Roy Hill chief executive Barry Fitzgerald told reporters this week the project’s ability to capture the higher prices while it ramped up had “absolutely” been beneficial for the project.
Debt repayments
“We have always said we need to ramp up as soon as possible to get the cash flow to average down our fixed costs and obviously … getting the price tick-up is beneficial for us,” he said.
There is a broad range of views on Roy Hill’s “break-even price” – the price at which it is neither making nor losing cash – because public information about the private business is scarce.
Wood Mackenzie has pegged the project’s current cost of production at about $US40 a tonne while a second analyst said it would be between $US45 and $US50 a tonne.

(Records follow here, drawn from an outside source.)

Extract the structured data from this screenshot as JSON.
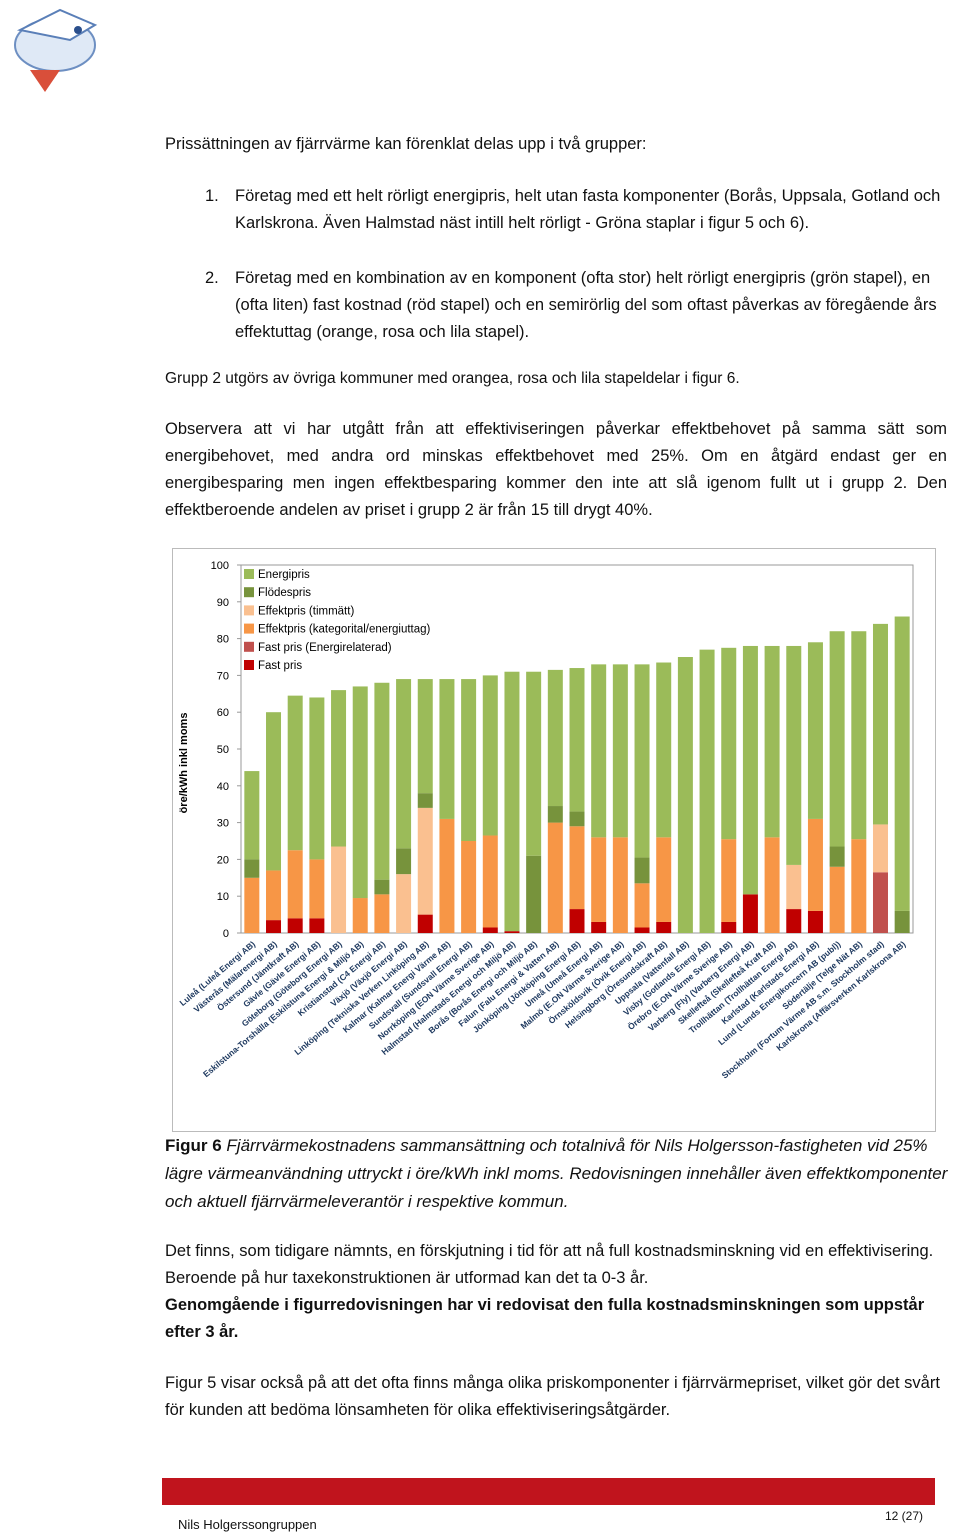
{
  "intro": "Prissättningen av fjärrvärme kan förenklat delas upp i två grupper:",
  "list": [
    {
      "number": "1.",
      "text": "Företag med ett helt rörligt energipris, helt utan fasta komponenter (Borås, Uppsala, Gotland och Karlskrona. Även Halmstad näst intill helt rörligt - Gröna staplar i figur 5 och 6)."
    },
    {
      "number": "2.",
      "text": "Företag med en kombination av en komponent (ofta stor) helt rörligt energipris (grön stapel), en (ofta liten) fast kostnad (röd stapel) och en semirörlig del som oftast påverkas av föregående års effektuttag (orange, rosa och lila stapel)."
    }
  ],
  "group_note": "Grupp 2 utgörs av övriga kommuner med orangea, rosa och lila stapeldelar i figur 6.",
  "paragraph_observe": "Observera att vi har utgått från att effektiviseringen påverkar effektbehovet på samma sätt som energibehovet, med andra ord minskas effektbehovet med 25%. Om en åtgärd endast ger en energibesparing men ingen effektbesparing kommer den inte att slå igenom fullt ut i grupp 2. Den effektberoende andelen av priset i grupp 2 är från 15 till drygt 40%.",
  "chart_data": {
    "type": "stacked-bar",
    "y_label": "öre/kWh inkl moms",
    "ylim": [
      0,
      100
    ],
    "yticks": [
      0,
      10,
      20,
      30,
      40,
      50,
      60,
      70,
      80,
      90,
      100
    ],
    "grid": false,
    "legend": "top-left",
    "categories": [
      "Luleå (Luleå Energi AB)",
      "Västerås (Mälarenergi AB)",
      "Östersund (Jämtkraft AB)",
      "Gävle (Gävle Energi AB)",
      "Göteborg (Göteborg Energi AB)",
      "Eskilstuna-Torshälla (Eskilstuna Energi & Miljö AB)",
      "Kristianstad (C4 Energi AB)",
      "Växjö (Växjö Energi AB)",
      "Linköping (Tekniska Verken Linköping AB)",
      "Kalmar (Kalmar Energi Värme AB)",
      "Sundsvall (Sundsvall Energi AB)",
      "Norrköping (EON Värme Sverige AB)",
      "Halmstad (Halmstads Energi och Miljö AB)",
      "Borås (Borås Energi och Miljö AB)",
      "Falun (Falu Energi & Vatten AB)",
      "Jönköping (Jönköping Energi AB)",
      "Umeå (Umeå Energi AB)",
      "Malmö (E.ON Värme Sverige AB)",
      "Örnsköldsvik (Övik Energi AB)",
      "Helsingborg (Öresundskraft AB)",
      "Uppsala (Vattenfall AB)",
      "Visby (Gotlands Energi AB)",
      "Örebro (E.ON Värme Sverige AB)",
      "Varberg (Fly) (Varberg Energi AB)",
      "Skellefteå (Skellefteå Kraft AB)",
      "Trollhättan (Trollhättan Energi AB)",
      "Karlstad (Karlstads Energi AB)",
      "Lund (Lunds Energikoncern AB (publ))",
      "Södertälje (Telge Nät AB)",
      "Stockholm (Fortum Värme AB s.m. Stockholm stad)",
      "Karlskrona (Affärsverken Karlskrona AB)"
    ],
    "series": [
      {
        "name": "Energipris",
        "color": "#9bbb59",
        "values": [
          24,
          43,
          42,
          44,
          42.5,
          57.5,
          53.5,
          46,
          31,
          38,
          44,
          43.5,
          70.5,
          50,
          37,
          39,
          47,
          47,
          52.5,
          47.5,
          75,
          77,
          52,
          67.5,
          52,
          59.5,
          48,
          58.5,
          56.5,
          54.5,
          80
        ]
      },
      {
        "name": "Flödespris",
        "color": "#77933c",
        "values": [
          5,
          0,
          0,
          0,
          0,
          0,
          4,
          7,
          4,
          0,
          0,
          0,
          0,
          21,
          4.5,
          4,
          0,
          0,
          7,
          0,
          0,
          0,
          0,
          0,
          0,
          0,
          0,
          5.5,
          0,
          0,
          6
        ]
      },
      {
        "name": "Effektpris (timmätt)",
        "color": "#fac090",
        "values": [
          0,
          0,
          0,
          0,
          23.5,
          0,
          0,
          16,
          29,
          0,
          0,
          0,
          0,
          0,
          0,
          0,
          0,
          0,
          0,
          0,
          0,
          0,
          0,
          0,
          0,
          12,
          0,
          0,
          0,
          13,
          0
        ]
      },
      {
        "name": "Effektpris (kategorital/energiuttag)",
        "color": "#f79646",
        "values": [
          15,
          13.5,
          18.5,
          16,
          0,
          9.5,
          10.5,
          0,
          0,
          31,
          25,
          25,
          0,
          0,
          30,
          22.5,
          23,
          26,
          12,
          23,
          0,
          0,
          22.5,
          0,
          26,
          0,
          25,
          18,
          25.5,
          0,
          0
        ]
      },
      {
        "name": "Fast pris (Energirelaterad)",
        "color": "#c0504d",
        "values": [
          0,
          0,
          0,
          0,
          0,
          0,
          0,
          0,
          0,
          0,
          0,
          0,
          0,
          0,
          0,
          0,
          0,
          0,
          0,
          0,
          0,
          0,
          0,
          0,
          0,
          0,
          0,
          0,
          0,
          16.5,
          0
        ]
      },
      {
        "name": "Fast pris",
        "color": "#c00000",
        "values": [
          0,
          3.5,
          4,
          4,
          0,
          0,
          0,
          0,
          5,
          0,
          0,
          1.5,
          0.5,
          0,
          0,
          6.5,
          3,
          0,
          1.5,
          3,
          0,
          0,
          3,
          10.5,
          0,
          6.5,
          6,
          0,
          0,
          0,
          0
        ]
      }
    ]
  },
  "caption": {
    "label": "Figur 6",
    "text": "Fjärrvärmekostnadens sammansättning och totalnivå för Nils Holgersson-fastigheten vid 25% lägre värmeanvändning uttryckt i öre/kWh inkl moms. Redovisningen innehåller även effektkomponenter och aktuell fjärrvärmeleverantör i respektive kommun."
  },
  "paragraph_shift": "Det finns, som tidigare nämnts, en förskjutning i tid för att nå full kostnadsminskning vid en effektivisering. Beroende på hur taxekonstruktionen är utformad kan det ta 0-3 år.",
  "paragraph_shift_bold": "Genomgående i figurredovisningen har vi redovisat den fulla kostnadsminskningen som uppstår efter 3 år.",
  "paragraph_fig5": "Figur 5 visar också på att det ofta finns många olika priskomponenter i fjärrvärmepriset, vilket gör det svårt för kunden att bedöma lönsamheten för olika effektiviseringsåtgärder.",
  "footer": {
    "organization": "Nils Holgerssongruppen",
    "page": "12 (27)"
  }
}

Both of these estimates would decline as the project ramps up. A third analyst put Roy Hill’s break-even price once ramped up at $US38 a tonne.
While none of these break-evens account for interest costs, even adding an interest cost per tonne would leave it well below the $US81.78 a tonne spot price.
Reaching the “lenders’ practical completion” milestone with its financiers this month means the Roy Hill team has been able to prove the project’s infrastructure has been built to design capacity and is a step towards final completion, expected in 2017, which is understood to be reliant on demonstrating the project can run at that design capacity for an agreed period.
But it also heralds the likely commencement of debt repayments in early 2017 and, once final completion is achieved, the bulk of its debt covenants kicking in.
Hancock Prospecting accounts showed the company capitalised $563 million of interest costs in fiscal 2016 which, if expensed, would have slashed the $634 million profit before tax Hancock reported for the year. Hancock stopped capitalising costs on September 1. Cue a returned focus on the price.
UBS, Barclays and Citi expect lower prices in 2017, with Citi tipping the price to average $US48 a tonne in the second half.
Mr Fitzgerald also expects prices to decline, but he isn’t locking in any estimates.
“The forecasts for next year remain still to be low and I think I probably would see that to be more likely rather than unlikely,” he said.
“But I certainly don’t hold myself out to be an expert and I think the definition of an expert in this is someone who has probably been wrong three times in the last year.”